The phrase preserve commit history in Git is nonsense.
The reason is that commits are history; history is nothing but commits. You either have the commits, so everything is preserved, or you don't, so it's not.
What people usually mean by this is: I renamed some file, and now I can't find it. That's not surprising, because each Git commit is just a snapshot of all files. Commit A
has files README.txt
and starter.py
, and commit Z
at the end has README.rst
and alldone.py
. If README.rst
was a rename (and perhaps modify as well) somewhere along the way, well, the only way to find that is for Git to walk, one commit at a time, from Z
back to Y
back to X
until, at some point—say between M
and N
—comparing the contents of the two commits shows that, wha-hey, README.txt
in M
is an awful lot like README.rst
in N
, so let's call that a rename and stop looking for README.rst
and start looking for README.txt
instead. That's what git log --follow
does.
If you jump straight from Z
to A
, the contents of the two files may differ too much to match them up. But that's OK as far as Git is concerned: if you ask how do I edit the files in A
to make them look like the files in Z
, Git will say, remove README.txt
and create a new README.rst
with these contents and those instructions work. They don't tell you want you wanted to know, but they're good enough, as far as Git is concerned.
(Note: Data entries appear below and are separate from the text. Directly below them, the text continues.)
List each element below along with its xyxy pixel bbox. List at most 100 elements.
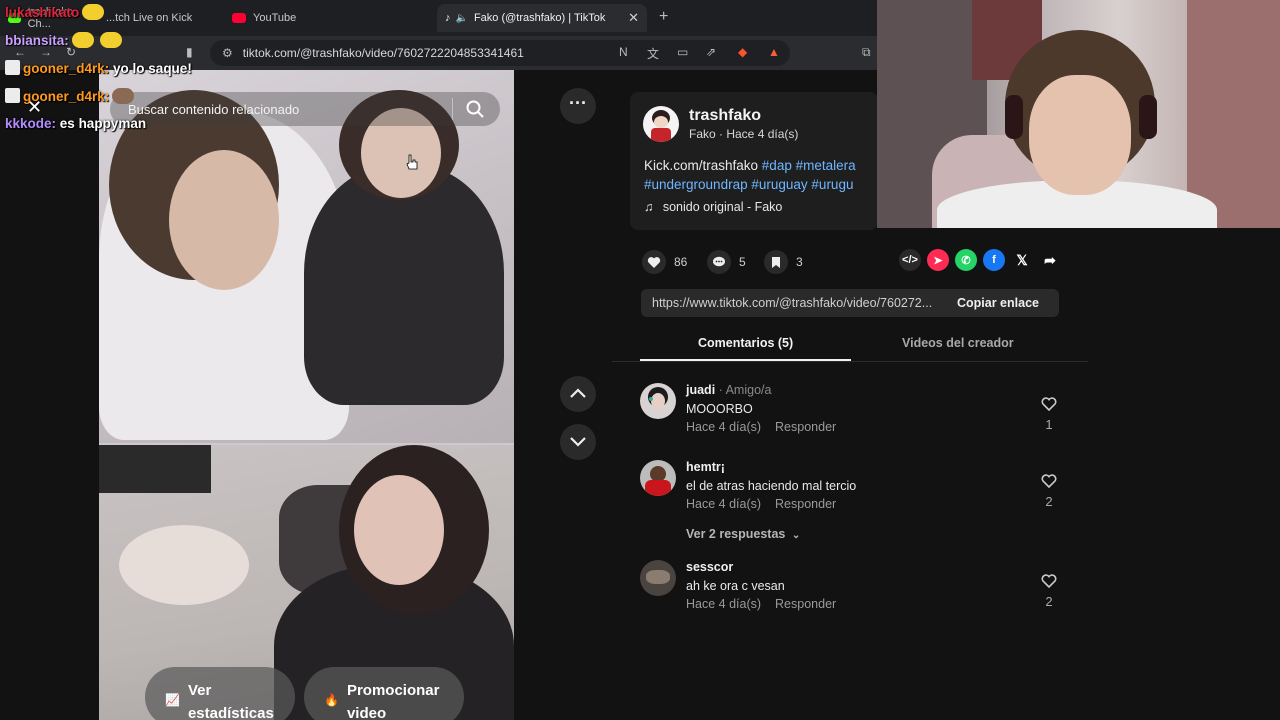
tab-creator-videos[interactable]: Videos del creador [902,336,1014,350]
related-content-search[interactable]: Buscar contenido relacionado [110,92,500,126]
author-username[interactable]: trashfako [689,107,761,125]
close-icon[interactable]: ✕ [27,97,42,118]
commenter-username[interactable]: hemtr¡ [686,460,725,474]
comment-item: hemtr¡ el de atras haciendo mal tercio H… [640,460,1060,516]
copy-link-button[interactable]: Copiar enlace [957,296,1039,310]
comment-text: ah ke ora c vesan [686,579,785,593]
brave-shields-icon[interactable]: ◆ [738,45,747,59]
heart-icon[interactable] [642,250,666,274]
chat-username: bbiansita: [5,33,69,48]
x-icon[interactable]: 𝕏 [1011,249,1033,271]
brave-rewards-icon[interactable]: ▲ [768,45,780,59]
search-divider [452,98,453,120]
heart-outline-icon[interactable] [1041,474,1057,489]
chat-message: gooner_d4rk: yo lo saque! [5,60,192,76]
video-hands-blur [119,525,249,605]
tab-comments[interactable]: Comentarios (5) [698,336,793,350]
avatar-detail [649,397,653,401]
hashtag-link[interactable]: #uruguay [751,177,807,192]
headphones-icon [1005,95,1023,139]
music-title: sonido original - Fako [662,200,783,214]
comment-like[interactable]: 1 [1040,397,1058,432]
send-to-friend-icon[interactable]: ➤ [927,249,949,271]
chat-text: es happyman [59,116,147,131]
video-player[interactable] [99,70,514,720]
chat-message: bbiansita: [5,32,125,48]
commenter-username[interactable]: juadi [686,383,715,397]
commenter-avatar[interactable] [640,383,676,419]
avatar-shape [646,570,670,584]
tab-label: Fako (@trashfako) | TikTok [473,12,606,24]
comment-icon[interactable] [707,250,731,274]
emote-icon [71,32,94,48]
view-stats-button[interactable]: 📈 Ver estadísticas [145,667,295,720]
tab-youtube[interactable]: YouTube [224,4,434,32]
site-info-icon[interactable]: ⚙ [222,46,233,60]
author-avatar[interactable] [643,106,679,142]
hashtag-link[interactable]: #dap [762,158,792,173]
commenter-avatar[interactable] [640,560,676,596]
comment-like-count: 2 [1045,594,1053,609]
bookmark-save-icon[interactable] [764,250,788,274]
comment-like[interactable]: 2 [1040,474,1058,509]
music-link[interactable]: ♫ sonido original - Fako [644,200,782,214]
reply-button[interactable]: Responder [775,597,836,611]
promote-video-button[interactable]: 🔥 Promocionar video [304,667,464,720]
save-stat[interactable]: 3 [764,250,803,274]
share-page-icon[interactable]: ⇗ [706,45,716,59]
comment-text: el de atras haciendo mal tercio [686,479,857,493]
copy-link-field[interactable]: https://www.tiktok.com/@trashfako/video/… [641,289,1059,317]
tab-kick-live[interactable]: ...tch Live on Kick [98,4,223,32]
commenter-avatar[interactable] [640,460,676,496]
search-icon[interactable] [465,99,485,119]
comment-item: juadi · Amigo/a MOOORBO Hace 4 día(s) Res… [640,383,1060,439]
like-stat[interactable]: 86 [642,250,687,274]
search-placeholder: Buscar contenido relacionado [128,101,300,117]
embed-icon[interactable]: </> [899,249,921,271]
view-replies-button[interactable]: Ver 2 respuestas ⌄ [686,527,800,541]
more-options-button[interactable]: ··· [560,88,596,124]
translate-icon[interactable]: 文 [647,45,659,62]
extensions-icon[interactable]: ⧉ [862,45,871,60]
reply-button[interactable]: Responder [775,420,836,434]
emote-icon [82,4,105,20]
comment-time: Hace 4 día(s) [686,420,762,434]
avatar-face [654,116,668,128]
close-tab-icon[interactable]: ✕ [628,10,639,26]
active-tab-indicator [640,359,851,361]
new-tab-icon[interactable]: + [659,8,668,26]
tab-label: YouTube [253,12,297,24]
friend-label: · Amigo/a [715,383,772,397]
heart-outline-icon[interactable] [1041,574,1057,589]
chevron-down-icon [570,437,586,447]
reply-button[interactable]: Responder [775,497,836,511]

When you move functions from one file to another, some parts of Git, including git blame
, can do commit-by-commit comparisons, search all the files in the earlier commit, and find this (for git blame
you need the -C
option, vs the --follow
one for git log
). Other parts of Git, including diffing an early commit directly against a late commit, often can't: when comparing any pair of commits, the renamed file must be sufficiently similar to the original file for the -M
/ --find-renames
option to work. You can adjust the rename-finding threshold: -M
, when turned on without any threshold, uses a 50% similarity index, i.e., about half of the file must be the same in the two commits for Git to call that a rename operation. But this rename detection requires several other conditions to hold as well. Typically, moving a function from one existing file to another existing file will cause it to fail. For git diff
you can sometimes use -B
as well (the break-pairings flag, which takes up to two similarity index values), but the usefulness of this diminishes pretty rapidly.